When they arrive, they clear out all enemy troops and believe the place to be secure. However, a few are hiding in the rafters, and they casually take out some of the Americans. When the Americans take one soldier hostage, his perspective on the absurdity of the strange integrated army shakes their convictions to their foundations. The prisoner interrogates two of his captors, both non-white, pointing out the contradictions belying their conscription.
Here is the point at which the film gets incredibly interesting. The POW suggests to both of these soldiers that they cannot simultaneously take pride in themselves and their heritage, and support a nation that has seldom failed to oppress them. How can a Japanese American fight for his country, when that same country imprisoned him and his family six years ago? His family is still reeling from what were effectively just this side of concentration camps, and he raises arms to defend his oppressors. How can an African American fight for a country that continually debases his race, forcing him to drink from separate water fountains? In both instances, it seems that in order to support the “American ideal” the men must sacrifice pride in their own heritage.

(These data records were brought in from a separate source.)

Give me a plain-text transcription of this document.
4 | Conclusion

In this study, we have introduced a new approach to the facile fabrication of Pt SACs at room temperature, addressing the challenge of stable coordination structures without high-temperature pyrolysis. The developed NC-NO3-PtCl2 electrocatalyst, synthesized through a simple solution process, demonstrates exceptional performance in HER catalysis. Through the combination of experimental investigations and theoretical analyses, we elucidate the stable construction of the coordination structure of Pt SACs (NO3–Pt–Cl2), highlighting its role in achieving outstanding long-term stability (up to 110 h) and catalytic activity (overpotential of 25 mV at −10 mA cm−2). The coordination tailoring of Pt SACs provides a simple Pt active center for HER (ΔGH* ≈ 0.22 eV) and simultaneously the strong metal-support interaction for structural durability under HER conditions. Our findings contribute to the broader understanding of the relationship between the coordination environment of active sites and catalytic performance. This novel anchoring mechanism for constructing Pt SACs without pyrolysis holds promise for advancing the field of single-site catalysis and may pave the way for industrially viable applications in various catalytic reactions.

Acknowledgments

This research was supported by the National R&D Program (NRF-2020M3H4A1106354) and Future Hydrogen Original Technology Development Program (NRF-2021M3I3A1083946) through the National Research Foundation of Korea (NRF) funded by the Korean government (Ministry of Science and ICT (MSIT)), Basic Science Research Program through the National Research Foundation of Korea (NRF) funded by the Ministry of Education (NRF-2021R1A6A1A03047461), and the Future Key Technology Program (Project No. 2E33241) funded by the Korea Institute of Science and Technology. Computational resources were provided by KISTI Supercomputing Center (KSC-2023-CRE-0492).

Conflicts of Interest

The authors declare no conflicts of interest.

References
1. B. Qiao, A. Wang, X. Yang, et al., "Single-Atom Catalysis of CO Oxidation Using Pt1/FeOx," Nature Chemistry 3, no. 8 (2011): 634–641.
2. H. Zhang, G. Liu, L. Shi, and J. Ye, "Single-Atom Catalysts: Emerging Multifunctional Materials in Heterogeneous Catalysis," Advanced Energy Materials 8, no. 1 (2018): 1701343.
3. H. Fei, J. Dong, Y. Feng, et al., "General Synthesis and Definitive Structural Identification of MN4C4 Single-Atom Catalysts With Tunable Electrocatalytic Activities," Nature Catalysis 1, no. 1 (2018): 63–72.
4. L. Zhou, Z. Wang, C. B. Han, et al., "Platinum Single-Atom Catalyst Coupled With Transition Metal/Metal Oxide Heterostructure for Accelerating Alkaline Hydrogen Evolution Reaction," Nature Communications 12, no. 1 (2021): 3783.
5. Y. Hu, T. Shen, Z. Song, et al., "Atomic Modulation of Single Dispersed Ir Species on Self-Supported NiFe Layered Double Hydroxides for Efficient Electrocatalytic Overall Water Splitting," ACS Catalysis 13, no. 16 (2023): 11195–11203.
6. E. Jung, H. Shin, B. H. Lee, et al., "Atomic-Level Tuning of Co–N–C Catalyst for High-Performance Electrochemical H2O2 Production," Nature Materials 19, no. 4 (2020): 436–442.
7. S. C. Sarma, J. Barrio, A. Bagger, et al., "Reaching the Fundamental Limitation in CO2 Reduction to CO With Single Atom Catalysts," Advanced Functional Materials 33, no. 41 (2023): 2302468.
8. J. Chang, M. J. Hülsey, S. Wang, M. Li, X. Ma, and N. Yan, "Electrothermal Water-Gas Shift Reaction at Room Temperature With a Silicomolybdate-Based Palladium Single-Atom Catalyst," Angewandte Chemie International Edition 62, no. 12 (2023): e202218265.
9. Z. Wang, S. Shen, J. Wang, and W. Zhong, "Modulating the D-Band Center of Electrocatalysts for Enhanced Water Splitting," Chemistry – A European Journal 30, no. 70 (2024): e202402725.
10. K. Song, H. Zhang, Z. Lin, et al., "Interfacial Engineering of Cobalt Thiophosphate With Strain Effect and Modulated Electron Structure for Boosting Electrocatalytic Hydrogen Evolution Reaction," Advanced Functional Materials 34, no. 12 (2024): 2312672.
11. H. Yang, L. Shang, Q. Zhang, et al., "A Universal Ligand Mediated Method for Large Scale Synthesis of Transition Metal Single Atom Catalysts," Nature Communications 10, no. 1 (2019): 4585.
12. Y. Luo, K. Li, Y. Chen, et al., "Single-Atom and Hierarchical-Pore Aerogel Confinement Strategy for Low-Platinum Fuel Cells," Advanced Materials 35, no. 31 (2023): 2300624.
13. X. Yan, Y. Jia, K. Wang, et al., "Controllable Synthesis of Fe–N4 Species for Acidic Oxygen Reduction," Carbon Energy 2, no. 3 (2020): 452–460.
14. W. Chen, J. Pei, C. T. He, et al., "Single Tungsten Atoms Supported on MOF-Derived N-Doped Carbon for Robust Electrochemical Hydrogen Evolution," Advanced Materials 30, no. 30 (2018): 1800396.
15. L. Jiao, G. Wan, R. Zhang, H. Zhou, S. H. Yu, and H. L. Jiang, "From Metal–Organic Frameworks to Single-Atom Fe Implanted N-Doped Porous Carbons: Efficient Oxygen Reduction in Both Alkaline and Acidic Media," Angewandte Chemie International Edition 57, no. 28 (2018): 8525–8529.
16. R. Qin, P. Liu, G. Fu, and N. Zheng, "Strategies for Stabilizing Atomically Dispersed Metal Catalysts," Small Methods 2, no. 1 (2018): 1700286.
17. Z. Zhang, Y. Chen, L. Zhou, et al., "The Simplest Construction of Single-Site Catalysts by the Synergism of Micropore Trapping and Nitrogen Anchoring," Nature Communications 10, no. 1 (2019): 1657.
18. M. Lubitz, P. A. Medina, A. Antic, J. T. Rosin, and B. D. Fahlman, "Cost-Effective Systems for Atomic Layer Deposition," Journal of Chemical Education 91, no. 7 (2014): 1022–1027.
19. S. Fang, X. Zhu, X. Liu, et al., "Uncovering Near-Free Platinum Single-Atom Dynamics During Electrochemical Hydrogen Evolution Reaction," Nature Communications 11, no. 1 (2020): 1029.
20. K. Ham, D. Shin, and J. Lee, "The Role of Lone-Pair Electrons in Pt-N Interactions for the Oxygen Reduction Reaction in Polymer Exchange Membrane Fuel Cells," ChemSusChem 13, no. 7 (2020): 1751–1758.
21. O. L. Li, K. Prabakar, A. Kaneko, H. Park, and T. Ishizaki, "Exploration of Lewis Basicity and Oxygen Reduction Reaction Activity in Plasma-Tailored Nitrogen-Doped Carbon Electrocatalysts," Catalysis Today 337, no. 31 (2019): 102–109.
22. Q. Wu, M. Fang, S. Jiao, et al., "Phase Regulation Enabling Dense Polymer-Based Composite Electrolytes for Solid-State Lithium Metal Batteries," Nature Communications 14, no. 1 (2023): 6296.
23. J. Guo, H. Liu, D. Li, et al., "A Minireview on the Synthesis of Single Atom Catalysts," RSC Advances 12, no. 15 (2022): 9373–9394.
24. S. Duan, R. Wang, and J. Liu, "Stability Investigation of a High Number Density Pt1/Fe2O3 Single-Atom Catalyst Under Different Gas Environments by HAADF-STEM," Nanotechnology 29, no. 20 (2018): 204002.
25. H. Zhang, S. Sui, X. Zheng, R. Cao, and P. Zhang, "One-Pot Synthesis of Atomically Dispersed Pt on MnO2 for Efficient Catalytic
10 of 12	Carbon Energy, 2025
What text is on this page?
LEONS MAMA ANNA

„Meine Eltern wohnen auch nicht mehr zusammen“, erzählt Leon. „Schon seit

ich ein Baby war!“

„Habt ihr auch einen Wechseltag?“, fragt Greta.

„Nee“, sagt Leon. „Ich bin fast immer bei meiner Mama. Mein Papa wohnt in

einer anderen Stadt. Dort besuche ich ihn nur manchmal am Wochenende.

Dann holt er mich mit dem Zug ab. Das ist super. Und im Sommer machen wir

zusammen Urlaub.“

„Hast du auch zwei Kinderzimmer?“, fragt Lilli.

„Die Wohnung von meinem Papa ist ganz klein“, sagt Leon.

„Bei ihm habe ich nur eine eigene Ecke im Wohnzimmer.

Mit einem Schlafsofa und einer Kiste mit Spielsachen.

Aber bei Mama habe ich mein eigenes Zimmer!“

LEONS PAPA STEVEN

Fuller was the first person to publicly address the internment of the Japanese-American citizens, let alone in such a negative light. And segregation would exist until three years later, when Brown v. Board was passed, although it wouldn’t legally disappear until 1964. America’s history is riddled with these flaws. It seems we cannot bring ourselves to carry out the ideals on which we were formed. Or perhaps it is a little more complex than that. Perhaps, instead, the ideals are contradictory. We have created a veritable utopia, a safe haven for the “huddled masses,” and yet the very idea of protecting it excludes potential American Dreamers.
Every decade there is a new form of oppression, unrecognizable to the generations that precede it, and yet we continue to give ourselves pithy descriptors like “melting pot” or “salad bowl.” Yet none of them truly describe America. Nothing melts here, but it doesn’t stay separate like the salad suggests, either. Instead we borrow from each other, constructing our identity out of the shreds of our various pasts, and what rises out of the smoke is altogether original. If our metaphors are paltry, it is because nothing quite describes the American Beast, which simultaneously absorbs other cultures and exudes its own. Perhaps instead we should view the ideal set for us by the founding fathers as one we have never quite reached. We are the huddled masses yearning to breathe free, and our past mistakes are the cornerstones for our own improvement. Will we ever reach that goal? Probably not. But through the struggle in store for us we might learn a thing or two, and begin to embrace our inherent diversity.